O fato é que será necessário escrever código hora ou outra, e fazer algo simples é complicado. Se demoniza muitas más práticas e se louva o Uncle Bob e sua Palavra, o livro Clean Code e tudo que ele inspirou.
Um passo-a-passo mais prático e direcionado é se perguntar antes de escrever qualquer novo código:
- Sou o único que possui esse problema bem específico, e não tem uma solução pronta e simples que eu possa integrar aqui?
- Realmente preciso implementar essa funcionalidade? Porque? De fato é o que é necessário para eu atender ao requisito que estou executando?
- Algo que eu tenho pronto já pode ser reutilizado? Ou, ao fazer isso, não estou introduzindo redundância ou duplicação?
- Estou fazendo algo simples e legível? Não estou fazendo procedimentos técnicos alternativos?
- Eu vou entender isso daqui dois anos? Outras pessoas conseguem entender também?
- Tem como testar? De forma integrada? Minimizando as chances de quebrar algo?

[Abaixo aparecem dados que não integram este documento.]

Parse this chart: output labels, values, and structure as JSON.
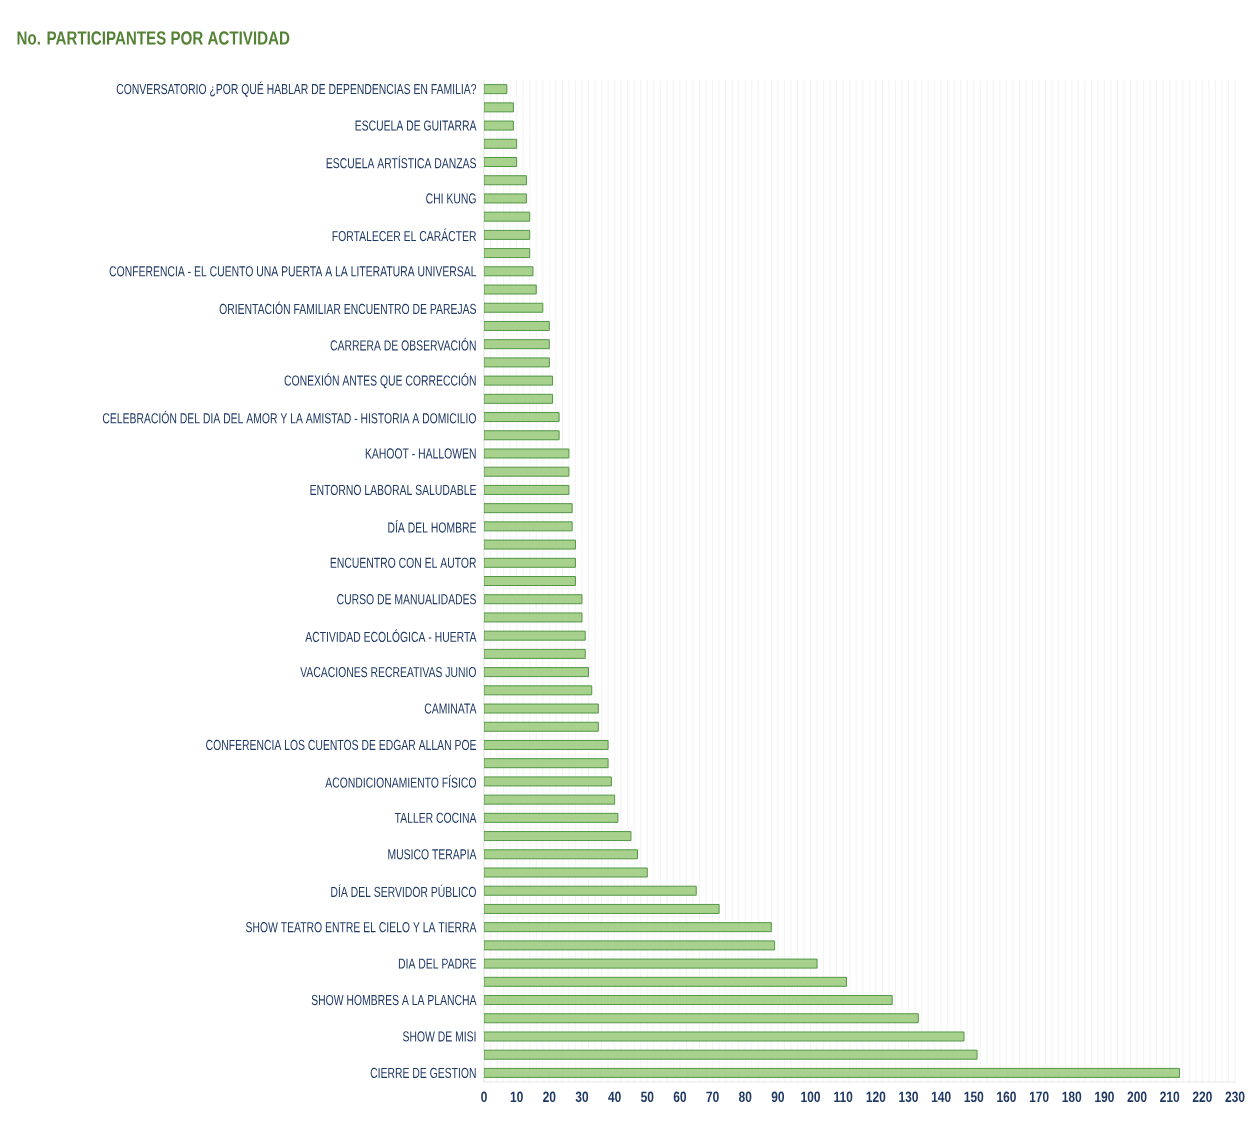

Deve-se perseguir código simples, legível e sem muitas dependências esotéricas.
$ python -m this
The Zen of Python, by Tim Peters
Beautiful is better than ugly.
Explicit is better than implicit.
Simple is better than complex.
Complex is better than complicated.
Flat is better than nested.
Sparse is better than dense.
Readability counts.
...
Entregue mais
"No mundo da entrega contínua, lançar novas funcionalidades não é um evento que sacode tudo onde todos na empresa param de trabalhar por semanas após um congelamento de código e esperam nervosamente em volta de painéis durante os fatídicos minutos de publicação. Ao invés disso, lançar novo software para os usuários deve ser tão rotineiro, chato e fácil que pode acontecer várias vezes no dia."
É fato que podemos estar amarrados em uma arquitetura de monolitos em servidores mutáveis que precisam ser mantidos. É o equivalente a trocar o óleo do carro: não tem como fazer com o motor ligado. Que o diga a revisão que envolve ver bateria, filtro de ar, suspensão e freios.
Por isso que hoje em dia está se promovendo a migração para outras plataformas, possibilitando publicações sem indisponibilidade subindo as novas instâncias de aplicação em paralelo, e roteando todo o tráfego para elas quando elas estiverem prontas. Ao invés de você se dar ao trabalho de ter um carro, passe a usar Uber para tudo: para cada nova corrida é um motorista e um carro diferente, mas você chegou onde precisava e não tem mais a responsabilidade de manutenção dele.
Lógico, você pode chamar um Uber para um carro levar você, alguns amigos e alguma bagagem, não para uma carreta de 12 eixos levar sua mudança (pelo menos ainda). A inércia de rotear o tráfego entre monolitos é mais complexa que fazê-lo entre serviços menores.
Migrando para este tipo de infraestrutura é uma tarefa visivelmente mais complexa, dependendo de conceitos abstratos e modernos que definitivamente vai se precisar promover uma mudança de cultura (senão qualificação técnica). Ao troco de tranquilidade em poder fazer publicações de forma mais independente e transparente.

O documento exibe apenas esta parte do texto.